Fearmongering fails, Ky families and new teachers win
Bluegrass Institute President and CEO Jim Waters praised state lawmakers who supported historic school choice and pension reform legislation by voting to override vetoes by Gov. Andy Beshear in Monday’s session of the Kentucky General Assembly.
House Bill 563, whose primary sponsor was Rep. Chad McCoy, R-Bardstown, offers parents statewide the opportunity to enroll their child in a public school in a district different than the one where they reside with state SEEK dollars to follow children who transfer.
“We commend legislators for recognizing that no child should be denied a better public education just because they don’t happen to live in the district where the school which would provide them that opportunity is located,” said Bluegrass Institute President and CEO Jim Waters.

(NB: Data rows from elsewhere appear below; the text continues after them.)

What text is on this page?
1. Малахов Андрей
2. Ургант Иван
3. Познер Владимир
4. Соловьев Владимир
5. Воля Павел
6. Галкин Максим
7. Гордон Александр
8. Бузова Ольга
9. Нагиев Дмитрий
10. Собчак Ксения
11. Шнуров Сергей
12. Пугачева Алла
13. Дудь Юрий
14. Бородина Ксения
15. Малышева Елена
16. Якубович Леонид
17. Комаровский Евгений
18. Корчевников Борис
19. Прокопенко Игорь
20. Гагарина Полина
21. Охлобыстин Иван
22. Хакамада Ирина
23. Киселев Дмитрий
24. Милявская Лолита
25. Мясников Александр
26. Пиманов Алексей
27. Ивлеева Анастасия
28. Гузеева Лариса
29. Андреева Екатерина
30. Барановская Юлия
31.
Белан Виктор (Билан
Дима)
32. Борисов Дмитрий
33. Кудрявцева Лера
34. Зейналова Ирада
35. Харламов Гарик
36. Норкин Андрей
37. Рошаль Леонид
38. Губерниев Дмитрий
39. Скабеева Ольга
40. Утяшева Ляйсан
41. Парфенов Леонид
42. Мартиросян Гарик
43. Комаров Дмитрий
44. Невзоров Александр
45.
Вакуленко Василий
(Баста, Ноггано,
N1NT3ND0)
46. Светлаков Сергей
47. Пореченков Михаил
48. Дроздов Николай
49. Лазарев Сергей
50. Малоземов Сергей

“This bill benefits both students who transfer and those who remain in their districts by creating the dynamics that we’re hopeful will result in failing and underperforming public schools improving their performance in order to not risk losing students and the state dollars which follow them,” Waters added.
HB 563 also creates education opportunity accounts funded by tax credits to provide financial assistance to students in counties with more than 90,000 residents who come from homes with incomes at or below 175% of the federal poverty level. These accounts will provide funding for a variety of educational services, including private-school tuition for eligible students with those from the lowest-income homes at the front of the line.
Students from homes in Jefferson, Fayette, Kenton, Boone, Warren, Hardin, Daviess and Campbell counties meeting the income requirements will be eligible for these accounts and the scholarships they will create.
“We commend legislators for seeing through the blatant mischaracterizations and alarmism by opponents of educational liberty, including that this policy is an attack on public education,” Waters said. “Not only do several other states have similar and successful school choice programs but those states’ public education systems consistently outperform Kentucky academically while spending less.”
Legislators’ override of Beshear’s veto of House Bill 258 will result in a modernized pension system for new teachers who begin in Kentucky’s classrooms after Jan. 1, 2022.
The bill, which was sponsored and shepherded through a challenging legislative process by Rep. C. Ed Massey, R-Hebron, creates a new pension tier in the Teachers’ Retirement System (TRS) and is based on ideas offered by the Bluegrass Institute creating a hybrid pension plan offering new teachers a generous defined benefit at retirement while protecting taxpayers from future unfunded liabilities by including defined-contribution components.
"This governor may remain in a 20th century state of denial about TRS’ continuing deepening liability – now $15 billion – despite huge infusions of funding in recent years, but the legislators looked beyond the fearmongering of the governor’s ideological allies in the legislature to offer a mobile 21st century retirement plan which will attract new teachers to Kentucky,” Waters said.